Acórdão do Tribunal da Relação de Coimbra
Processo:
1286/16.4T8VIS-B.C1
Nº Convencional: JTRC
Relator: JORGE ARCANJO
Descritores: INCIDENTE DE QUALIFICAÇÃO DA INSOLVÊNCIA
MOMENTOS DA SUA ABERTURA
Data do Acordão: 09/20/2016
Votação: UNANIMIDADE
Tribunal Recurso: COMARCA DE VISEU – VISEU – INST. CENTRAL – SEC. COMÉRCIO – J1
Texto Integral: S
Meio Processual: APELAÇÃO
Decisão: CONFIRMADA
Legislação Nacional: ARTºS 36º, Nº 1, AL. I), E 188º, Nº 1, DO CIRE.
Sumário: I - Da conjugação dos arts 36º, nº 1, al. i), e 188º, nº 1, ambos do CIRE (redação da Lei nº 16/2012, de 20/4) resulta que a abertura do incidente de qualificação da insolvência pode ocorrer em dois momentos: (i) na sentença (se o juiz dispuser de elementos) ou (ii) posteriormente (se o juiz considerar oportuno em face das alegações do administrador ou de qualquer interessado) no prazo do art.188º, nº 1 do CIRE.

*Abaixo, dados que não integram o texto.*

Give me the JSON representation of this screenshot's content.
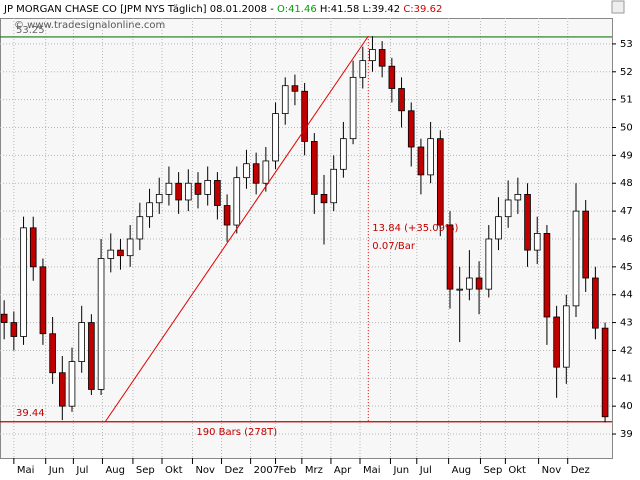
{
  "chart_data": {
    "type": "candlestick",
    "title": "JP MORGAN CHASE CO [JPM NYS  Täglich] 08.01.2008 - ",
    "quote": [
      {
        "text": "O:41.46",
        "color": "#00a000"
      },
      {
        "text": " H:41.58 L:39.42 ",
        "color": "#000000"
      },
      {
        "text": "C:39.62",
        "color": "#d00000"
      }
    ],
    "subtitle": "© www.tradesignalonline.com",
    "up_color": "#ffffff",
    "down_color": "#c00000",
    "x": [
      0,
      7,
      14,
      21,
      28,
      35,
      42,
      49,
      56,
      63,
      70,
      77,
      84,
      91,
      98,
      105,
      112,
      119,
      126,
      133,
      140,
      147,
      154,
      161,
      168,
      175,
      182,
      189,
      196,
      203,
      210,
      217,
      224,
      231,
      238,
      245,
      252,
      259,
      266,
      273,
      280,
      287,
      294,
      301,
      308,
      315,
      322,
      329,
      336,
      343,
      350,
      357,
      364,
      371,
      378,
      385,
      392,
      399,
      406,
      413,
      420,
      427,
      434
    ],
    "open": [
      43.3,
      43,
      42.5,
      46.4,
      45,
      42.6,
      41.2,
      40,
      41.6,
      43,
      40.6,
      45.3,
      45.6,
      45.4,
      46,
      46.8,
      47.3,
      47.6,
      48,
      47.4,
      48,
      47.6,
      48.1,
      47.2,
      46.5,
      48.2,
      48.7,
      48,
      48.8,
      50.5,
      51.5,
      51.3,
      49.5,
      47.6,
      47.3,
      48.5,
      49.6,
      51.8,
      52.4,
      52.8,
      52.2,
      51.4,
      50.6,
      49.3,
      48.3,
      49.6,
      46.5,
      44.2,
      44.2,
      44.6,
      44.2,
      46,
      46.8,
      47.4,
      47.6,
      45.6,
      46.2,
      43.2,
      41.4,
      43.6,
      47,
      44.6,
      42.8
    ],
    "high": [
      43.8,
      43.4,
      46.8,
      46.8,
      45.3,
      43.2,
      41.8,
      42.1,
      43.6,
      43.3,
      46,
      46.2,
      46,
      46.5,
      47.3,
      47.8,
      48.2,
      48.6,
      48.4,
      48.5,
      48.4,
      48.6,
      48.4,
      47.6,
      48.6,
      49.2,
      49.1,
      49.3,
      50.9,
      51.8,
      51.9,
      51.6,
      49.8,
      48.3,
      49,
      50.2,
      52.4,
      52.9,
      53.28,
      53.1,
      52.5,
      51.8,
      50.9,
      49.6,
      50.2,
      49.9,
      47,
      45,
      45.6,
      45.2,
      46.5,
      47.5,
      48.1,
      48.2,
      48,
      46.8,
      46.5,
      43.6,
      44,
      48,
      47.4,
      45,
      43
    ],
    "low": [
      42.4,
      42,
      42.2,
      44.5,
      42.2,
      40.8,
      39.5,
      39.8,
      41.2,
      40.4,
      40.4,
      44.8,
      44.9,
      45,
      45.6,
      46.4,
      46.9,
      47.2,
      46.9,
      47,
      47.1,
      47.2,
      46.7,
      45.9,
      46.2,
      47.8,
      47.6,
      47.7,
      48.5,
      50.1,
      50.8,
      49,
      46.9,
      45.8,
      47,
      48.2,
      49.4,
      51.4,
      52,
      51.8,
      50.9,
      50,
      48.6,
      47.6,
      48,
      46.1,
      43.5,
      42.3,
      43.8,
      43.3,
      43.9,
      45.6,
      46.4,
      46.9,
      45,
      45.1,
      42.2,
      40.3,
      40.8,
      43.2,
      44.1,
      42.4,
      39.42
    ],
    "close": [
      43,
      42.5,
      46.4,
      45,
      42.6,
      41.2,
      40,
      41.6,
      43,
      40.6,
      45.3,
      45.6,
      45.4,
      46,
      46.8,
      47.3,
      47.6,
      48,
      47.4,
      48,
      47.6,
      48.1,
      47.2,
      46.5,
      48.2,
      48.7,
      48,
      48.8,
      50.5,
      51.5,
      51.3,
      49.5,
      47.6,
      47.3,
      48.5,
      49.6,
      51.8,
      52.4,
      52.8,
      52.2,
      51.4,
      50.6,
      49.3,
      48.3,
      49.6,
      46.5,
      44.2,
      44.2,
      44.6,
      44.2,
      46,
      46.8,
      47.4,
      47.6,
      45.6,
      46.2,
      43.2,
      41.4,
      43.6,
      47,
      44.6,
      42.8,
      39.62
    ],
    "xlim": [
      -3,
      439
    ],
    "xticks": [
      {
        "value": 7,
        "label": "Mai"
      },
      {
        "value": 30,
        "label": "Jun"
      },
      {
        "value": 50,
        "label": "Jul"
      },
      {
        "value": 71,
        "label": "Aug"
      },
      {
        "value": 93,
        "label": "Sep"
      },
      {
        "value": 114,
        "label": "Okt"
      },
      {
        "value": 136,
        "label": "Nov"
      },
      {
        "value": 157,
        "label": "Dez"
      },
      {
        "value": 178,
        "label": "2007"
      },
      {
        "value": 196,
        "label": "Feb"
      },
      {
        "value": 215,
        "label": "Mrz"
      },
      {
        "value": 236,
        "label": "Apr"
      },
      {
        "value": 257,
        "label": "Mai"
      },
      {
        "value": 279,
        "label": "Jun"
      },
      {
        "value": 298,
        "label": "Jul"
      },
      {
        "value": 321,
        "label": "Aug"
      },
      {
        "value": 344,
        "label": "Sep"
      },
      {
        "value": 362,
        "label": "Okt"
      },
      {
        "value": 386,
        "label": "Nov"
      },
      {
        "value": 407,
        "label": "Dez"
      }
    ],
    "ylim": [
      38.14,
      53.93
    ],
    "yticks": [
      39,
      40,
      41,
      42,
      43,
      44,
      45,
      46,
      47,
      48,
      49,
      50,
      51,
      52,
      53
    ],
    "grid": true,
    "hlines": [
      {
        "value": 53.25,
        "color": "#1a7a1a"
      },
      {
        "value": 39.44,
        "color": "#c00000"
      }
    ],
    "trendline": {
      "x": [
        73,
        263
      ],
      "y": [
        39.44,
        53.28
      ],
      "color": "#e00000"
    },
    "annotations": [
      "13.84 (+35.09%)",
      "0.07/Bar",
      "190 Bars (278T)"
    ]
  }
}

II - Não consubstancia nulidade processual (art.195º, nº 1, CPC) a circunstância de um interessado credor requerer a abertura do incidente de qualificação da insolvência em momento anterior ao início da assembleia de apreciação do relatório.

Decisão Texto Integral:





Acordam no Tribunal da Relação de Coimbra

I - RELATÓRIO

            1.1.- Na Comarca de Viseu ( Instância Central – Sec. Comércio -J1) , por sentença de 11 de Março de 2016, transitada em julgado, foi declarada a insolvência de “E..., Lda”, com sede no ...

            Nela designou-se o dia 10 de Maio de 2016, pelas 10,30 horas, para a realização da assembleia de apreciação do relatório e consignou-se “4. Uma vez que dos autos não resultam elementos suficientes, não declaro a abertura do incidente de qualificação da insolvência”.

            1.2. Em 28 de Abril de 2016, A... e J... requereram o incidente de qualificação culposa da insolvência.

            1.3. Por despacho de 5 de Maio de 2016 decidiu-se:

            “Os factos alegados pelos Requerentes são, em abstracto, susceptíveis de integrarem situações previstas nas alíneas dos nº 2 e nº 3 do art.186 do CIRE.

            Assim, e nos termos do disposto no nº 1 do art.188º do CIRE, consideramos ser oportuno declarar aberto o incidente de qualificação da insolvência.

            Notifique o sr. Administrador da insolvência para os efeitos do disposto no nº 1 do art.188 do CIRE”

            Publique nos termos do nº2 do art.188 do CIRE”.

            1.4. S..., sócio gerente da sociedade insolvente, deduziu “Reclamação” contra o despacho de abertura do incidente, alegando, em síntese:

            As alegações apresentadas por J... e A... são extemporâneas porque foram feitas antes da data designada para a assembleia de apreciação do relatório, tendo em conta o disposto no art.188º, nº 1 do CIRE. A iniciativa processual de abertura do incidente só poderia ser legalmente admitida se requerida dentro do prazo legal.

            Pediu que se profira despacho de não abertura do incidente de qualificação de insolvência.

            1.5. Por despacho de 8 de Junho de 2016 decidiu-se:

 “ Vem S..., eventual afectado pela qualificação da insolvência, reclamar contra o despacho de abertura do incidente de qualificação por entender que o requerimento de abertura do incidente foi deduzido extemporaneamente já que deu entrada em juízo antes da data da realização da assembleia de apreciação do relatório.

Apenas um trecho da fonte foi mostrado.